Never copy generated-image dimensions directly when they conflict with the existing project.
Workflow
- Inspect the target project's existing UI before generating any mockup:
- common page layouts and navigation
- input/button/card sizes
- typography scale
- icon source
- color usage and spacing rhythm
- page width, viewport constraints, and responsive breakpoints
- Use the imagegen skill to generate a UI design mockup based on the project UI:
- preserve the project's visual language
- generate the requested new or refactored UI state
- if the UI needs supporting visuals, generate or source those asset images too
- Examples: empty-state illustrations, hero backgrounds, room/product thumbnails, onboarding artwork.
- Inspect the generated mockup and extract design intent:
- page hierarchy
- key components
- visual mood
- spacing rhythm
- primary actions
- Convert the mockup into project-native UI:
- reuse existing components and icons
- adapt controls to local height and radius
- preserve visual hierarchy, not exact pixels
- keep copy and interaction states real
- place generated assets in the project's local public/static asset folder
- reference local assets from code, not remote temporary URLs
- Validate with browser screenshots and measured DOM sizes.
- Iterate from measurements, not guesses.
Hard Requirements
- Do not use the generated UI image as a full-screen bitmap.
- Do not use generated asset images before reviewing semantic fit, crop, clarity, and style match.
- Do not blindly copy image pixel sizes.
- Do not introduce oversized controls unless the project already uses that scale.
- Do not leave accidental vertical scroll on fixed-screen pages.
- Do not allow horizontal overflow.
- Do not leave bottom dead space, clipped controls, or hidden actions.
- Do not mix mockup styling with unrelated project UI patterns.
- Final UI must feel like it belongs to the existing app.
Asset Images
Generate asset images when the mockup depends on visuals that the project does not already have.
Use generated assets for real visual content, not for entire UI screenshots.
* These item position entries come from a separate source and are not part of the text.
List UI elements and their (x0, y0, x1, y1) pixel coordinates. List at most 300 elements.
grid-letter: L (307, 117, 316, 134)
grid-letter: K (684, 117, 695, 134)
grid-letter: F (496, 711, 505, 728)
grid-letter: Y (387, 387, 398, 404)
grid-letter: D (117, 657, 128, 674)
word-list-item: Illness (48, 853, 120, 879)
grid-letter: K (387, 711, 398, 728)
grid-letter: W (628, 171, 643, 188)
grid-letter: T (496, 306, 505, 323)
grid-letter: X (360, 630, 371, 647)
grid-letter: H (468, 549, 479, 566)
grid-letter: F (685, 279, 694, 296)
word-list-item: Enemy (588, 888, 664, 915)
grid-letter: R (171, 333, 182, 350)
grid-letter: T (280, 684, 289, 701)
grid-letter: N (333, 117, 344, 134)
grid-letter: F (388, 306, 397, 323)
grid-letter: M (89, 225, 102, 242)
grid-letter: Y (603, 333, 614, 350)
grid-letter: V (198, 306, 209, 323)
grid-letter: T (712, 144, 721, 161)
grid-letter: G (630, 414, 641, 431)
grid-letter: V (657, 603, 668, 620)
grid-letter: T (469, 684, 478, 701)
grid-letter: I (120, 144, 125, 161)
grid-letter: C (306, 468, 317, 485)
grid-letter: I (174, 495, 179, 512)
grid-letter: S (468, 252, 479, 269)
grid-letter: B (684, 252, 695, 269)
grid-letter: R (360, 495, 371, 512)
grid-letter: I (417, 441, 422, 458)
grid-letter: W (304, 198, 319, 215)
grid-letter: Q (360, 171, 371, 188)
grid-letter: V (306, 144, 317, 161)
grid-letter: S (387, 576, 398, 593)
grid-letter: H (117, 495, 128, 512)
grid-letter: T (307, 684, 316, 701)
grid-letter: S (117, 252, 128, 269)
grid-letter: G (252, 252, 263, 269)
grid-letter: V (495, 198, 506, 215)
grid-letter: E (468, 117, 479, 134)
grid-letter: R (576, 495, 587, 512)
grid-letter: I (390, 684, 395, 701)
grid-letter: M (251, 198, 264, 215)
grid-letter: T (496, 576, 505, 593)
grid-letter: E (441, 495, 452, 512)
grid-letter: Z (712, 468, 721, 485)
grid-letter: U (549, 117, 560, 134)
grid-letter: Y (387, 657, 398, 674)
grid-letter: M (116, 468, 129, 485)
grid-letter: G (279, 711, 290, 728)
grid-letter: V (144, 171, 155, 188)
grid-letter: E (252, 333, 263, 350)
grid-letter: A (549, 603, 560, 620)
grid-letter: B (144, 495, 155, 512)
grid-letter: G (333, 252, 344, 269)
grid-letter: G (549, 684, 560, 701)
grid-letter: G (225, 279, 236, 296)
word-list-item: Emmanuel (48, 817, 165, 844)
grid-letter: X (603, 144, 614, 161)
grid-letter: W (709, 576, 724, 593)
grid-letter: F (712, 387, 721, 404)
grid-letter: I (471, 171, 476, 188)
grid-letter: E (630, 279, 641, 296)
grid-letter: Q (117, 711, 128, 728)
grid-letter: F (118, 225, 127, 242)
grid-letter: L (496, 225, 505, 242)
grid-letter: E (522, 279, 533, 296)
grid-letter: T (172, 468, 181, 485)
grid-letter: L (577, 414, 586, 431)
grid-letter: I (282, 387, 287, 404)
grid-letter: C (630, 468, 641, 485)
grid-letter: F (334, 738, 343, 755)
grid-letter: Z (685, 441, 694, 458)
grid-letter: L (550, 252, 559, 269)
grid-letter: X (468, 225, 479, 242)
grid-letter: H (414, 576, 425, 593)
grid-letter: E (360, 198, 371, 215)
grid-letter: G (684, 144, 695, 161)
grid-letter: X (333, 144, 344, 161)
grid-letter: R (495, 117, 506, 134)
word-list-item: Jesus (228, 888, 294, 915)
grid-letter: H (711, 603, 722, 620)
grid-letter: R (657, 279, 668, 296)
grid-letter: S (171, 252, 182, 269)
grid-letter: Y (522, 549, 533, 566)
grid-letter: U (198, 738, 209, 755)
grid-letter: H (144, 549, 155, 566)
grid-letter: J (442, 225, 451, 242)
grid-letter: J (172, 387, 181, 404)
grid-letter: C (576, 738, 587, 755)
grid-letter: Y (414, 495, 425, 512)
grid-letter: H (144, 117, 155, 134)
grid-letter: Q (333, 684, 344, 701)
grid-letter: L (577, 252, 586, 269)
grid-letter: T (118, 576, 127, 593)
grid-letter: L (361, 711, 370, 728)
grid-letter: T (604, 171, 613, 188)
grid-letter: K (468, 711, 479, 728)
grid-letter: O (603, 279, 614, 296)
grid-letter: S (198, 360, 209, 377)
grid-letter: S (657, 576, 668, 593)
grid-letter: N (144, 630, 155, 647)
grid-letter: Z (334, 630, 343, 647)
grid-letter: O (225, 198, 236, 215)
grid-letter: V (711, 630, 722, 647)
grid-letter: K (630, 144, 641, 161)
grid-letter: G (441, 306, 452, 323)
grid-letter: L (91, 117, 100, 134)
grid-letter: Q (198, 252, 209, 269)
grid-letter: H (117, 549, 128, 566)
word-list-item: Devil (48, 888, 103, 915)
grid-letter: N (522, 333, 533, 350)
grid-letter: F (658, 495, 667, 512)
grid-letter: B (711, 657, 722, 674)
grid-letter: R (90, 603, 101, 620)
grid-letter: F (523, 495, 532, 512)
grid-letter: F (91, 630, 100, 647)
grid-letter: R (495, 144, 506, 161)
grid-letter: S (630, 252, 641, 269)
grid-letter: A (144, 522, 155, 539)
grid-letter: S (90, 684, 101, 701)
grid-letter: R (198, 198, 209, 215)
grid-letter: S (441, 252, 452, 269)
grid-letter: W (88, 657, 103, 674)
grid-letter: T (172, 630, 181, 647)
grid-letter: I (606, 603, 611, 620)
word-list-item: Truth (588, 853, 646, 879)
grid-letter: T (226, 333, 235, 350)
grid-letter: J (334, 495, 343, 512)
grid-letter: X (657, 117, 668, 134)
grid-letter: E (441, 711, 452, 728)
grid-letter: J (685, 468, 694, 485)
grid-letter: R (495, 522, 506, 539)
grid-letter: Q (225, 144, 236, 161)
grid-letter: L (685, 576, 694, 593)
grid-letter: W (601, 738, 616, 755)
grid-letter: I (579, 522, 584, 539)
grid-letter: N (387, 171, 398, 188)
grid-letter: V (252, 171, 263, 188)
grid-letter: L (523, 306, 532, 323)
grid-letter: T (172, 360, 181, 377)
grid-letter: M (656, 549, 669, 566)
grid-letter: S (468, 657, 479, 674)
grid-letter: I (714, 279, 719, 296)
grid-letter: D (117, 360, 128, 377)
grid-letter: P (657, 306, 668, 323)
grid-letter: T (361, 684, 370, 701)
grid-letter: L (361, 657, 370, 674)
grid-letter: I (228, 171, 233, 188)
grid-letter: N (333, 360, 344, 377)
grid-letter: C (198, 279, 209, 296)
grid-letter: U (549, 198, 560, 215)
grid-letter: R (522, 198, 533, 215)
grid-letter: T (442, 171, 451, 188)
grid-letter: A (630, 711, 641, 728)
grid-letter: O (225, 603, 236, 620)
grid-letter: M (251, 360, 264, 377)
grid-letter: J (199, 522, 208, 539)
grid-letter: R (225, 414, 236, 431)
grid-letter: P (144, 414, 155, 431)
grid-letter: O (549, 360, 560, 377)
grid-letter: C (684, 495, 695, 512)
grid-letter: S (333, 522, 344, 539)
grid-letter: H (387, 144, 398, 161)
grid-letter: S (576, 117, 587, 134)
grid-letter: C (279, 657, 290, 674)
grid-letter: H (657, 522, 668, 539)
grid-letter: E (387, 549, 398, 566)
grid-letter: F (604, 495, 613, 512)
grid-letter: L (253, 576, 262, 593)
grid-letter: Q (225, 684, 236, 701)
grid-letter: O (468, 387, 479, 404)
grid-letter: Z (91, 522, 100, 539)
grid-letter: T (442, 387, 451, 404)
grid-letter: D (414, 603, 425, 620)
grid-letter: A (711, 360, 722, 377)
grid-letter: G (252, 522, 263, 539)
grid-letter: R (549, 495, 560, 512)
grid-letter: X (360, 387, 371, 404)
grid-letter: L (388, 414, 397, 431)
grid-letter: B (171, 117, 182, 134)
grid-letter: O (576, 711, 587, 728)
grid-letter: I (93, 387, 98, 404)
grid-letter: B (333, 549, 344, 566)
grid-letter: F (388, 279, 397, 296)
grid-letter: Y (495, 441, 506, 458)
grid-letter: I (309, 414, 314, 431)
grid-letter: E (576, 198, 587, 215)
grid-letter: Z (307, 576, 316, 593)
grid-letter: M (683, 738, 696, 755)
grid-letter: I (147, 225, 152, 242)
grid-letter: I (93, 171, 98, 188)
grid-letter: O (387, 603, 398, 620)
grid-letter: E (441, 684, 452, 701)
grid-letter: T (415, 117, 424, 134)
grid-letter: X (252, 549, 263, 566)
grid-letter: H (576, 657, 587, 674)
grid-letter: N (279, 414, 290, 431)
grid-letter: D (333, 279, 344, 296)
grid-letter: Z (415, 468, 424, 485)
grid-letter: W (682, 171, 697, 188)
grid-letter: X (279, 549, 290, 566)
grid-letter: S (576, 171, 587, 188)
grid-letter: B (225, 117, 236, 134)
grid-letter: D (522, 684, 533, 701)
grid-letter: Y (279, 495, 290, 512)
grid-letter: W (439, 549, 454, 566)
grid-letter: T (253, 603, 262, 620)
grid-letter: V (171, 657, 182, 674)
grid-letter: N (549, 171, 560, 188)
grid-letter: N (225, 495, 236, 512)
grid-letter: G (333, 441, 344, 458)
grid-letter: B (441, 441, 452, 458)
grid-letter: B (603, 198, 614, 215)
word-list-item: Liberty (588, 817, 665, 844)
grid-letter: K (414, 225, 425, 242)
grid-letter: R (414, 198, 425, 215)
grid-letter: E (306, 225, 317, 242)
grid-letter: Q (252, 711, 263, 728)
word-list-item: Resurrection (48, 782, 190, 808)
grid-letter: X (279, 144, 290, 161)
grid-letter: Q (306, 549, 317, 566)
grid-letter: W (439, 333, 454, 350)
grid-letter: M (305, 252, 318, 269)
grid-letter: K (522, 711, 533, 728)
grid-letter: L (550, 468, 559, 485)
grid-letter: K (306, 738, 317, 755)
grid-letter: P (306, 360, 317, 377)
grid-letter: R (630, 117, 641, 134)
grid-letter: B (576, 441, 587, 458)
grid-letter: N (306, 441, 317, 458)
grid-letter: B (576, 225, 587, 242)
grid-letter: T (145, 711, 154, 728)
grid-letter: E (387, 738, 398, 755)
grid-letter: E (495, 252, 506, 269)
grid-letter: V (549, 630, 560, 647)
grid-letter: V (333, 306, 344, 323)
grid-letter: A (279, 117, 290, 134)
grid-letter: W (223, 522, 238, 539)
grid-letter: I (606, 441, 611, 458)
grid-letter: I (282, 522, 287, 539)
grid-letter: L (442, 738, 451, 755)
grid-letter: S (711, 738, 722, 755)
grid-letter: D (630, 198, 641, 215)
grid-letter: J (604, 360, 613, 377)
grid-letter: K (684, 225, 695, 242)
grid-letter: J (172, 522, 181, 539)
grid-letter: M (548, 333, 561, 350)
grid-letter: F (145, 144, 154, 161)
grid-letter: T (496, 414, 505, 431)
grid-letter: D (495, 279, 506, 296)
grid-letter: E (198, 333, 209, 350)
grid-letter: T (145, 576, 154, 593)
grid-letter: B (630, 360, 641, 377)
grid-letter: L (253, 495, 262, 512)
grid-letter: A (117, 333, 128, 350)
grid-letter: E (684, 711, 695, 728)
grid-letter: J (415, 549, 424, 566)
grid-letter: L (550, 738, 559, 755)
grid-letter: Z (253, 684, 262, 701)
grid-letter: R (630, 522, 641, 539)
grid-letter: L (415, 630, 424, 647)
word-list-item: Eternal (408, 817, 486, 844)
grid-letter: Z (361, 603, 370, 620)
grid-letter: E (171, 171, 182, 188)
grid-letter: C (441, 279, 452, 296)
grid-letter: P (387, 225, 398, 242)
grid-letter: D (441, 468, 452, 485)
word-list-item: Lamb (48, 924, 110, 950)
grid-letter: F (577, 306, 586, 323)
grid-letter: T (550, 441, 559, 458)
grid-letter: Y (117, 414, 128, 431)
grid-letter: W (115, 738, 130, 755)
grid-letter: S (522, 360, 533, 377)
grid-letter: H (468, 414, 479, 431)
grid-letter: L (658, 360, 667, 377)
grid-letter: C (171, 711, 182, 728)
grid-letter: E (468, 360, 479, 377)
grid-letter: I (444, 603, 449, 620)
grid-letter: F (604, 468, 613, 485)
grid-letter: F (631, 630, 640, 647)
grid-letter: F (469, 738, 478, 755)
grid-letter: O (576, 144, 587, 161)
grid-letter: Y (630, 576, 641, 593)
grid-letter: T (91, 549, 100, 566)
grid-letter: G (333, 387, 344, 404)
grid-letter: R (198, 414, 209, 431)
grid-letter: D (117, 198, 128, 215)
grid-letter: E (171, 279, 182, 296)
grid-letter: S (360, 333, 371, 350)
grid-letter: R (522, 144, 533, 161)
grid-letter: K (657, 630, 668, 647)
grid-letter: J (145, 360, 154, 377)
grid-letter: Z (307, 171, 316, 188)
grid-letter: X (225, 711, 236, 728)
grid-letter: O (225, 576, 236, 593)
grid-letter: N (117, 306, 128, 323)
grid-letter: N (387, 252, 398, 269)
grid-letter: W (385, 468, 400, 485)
Typical assets include:
- compact empty-state illustrations
- login or onboarding hero imagery
- room or product thumbnails
- soft decorative scene images that support the page purpose
Before using an asset:
- inspect it visually
- reject images with wrong subject matter, broken objects, unreadable text, distorted products, or mismatched style
- crop and compress as needed for the actual component
- keep dimensions proportional to the target UI, not to the generated mockup
- store it under the project's asset directory and use stable local paths
Mobile Checks
For fixed mobile screens, verify at least:
- 375 x 667
- 390 x 736
- 390 x 844
- 430 x 932
Check:
- no horizontal overflow
- no unintended vertical scroll
- primary action visible
- bottom spacing is intentional
- text fits inputs, buttons, and cards
- UI element sizes match the project
Implementation Notes
If the generated mockup looks good but the coded result feels wrong, prefer the project over the mockup.
Resize and re-space the implementation until it matches the project's established visual system while preserving the mockup's hierarchy and mood.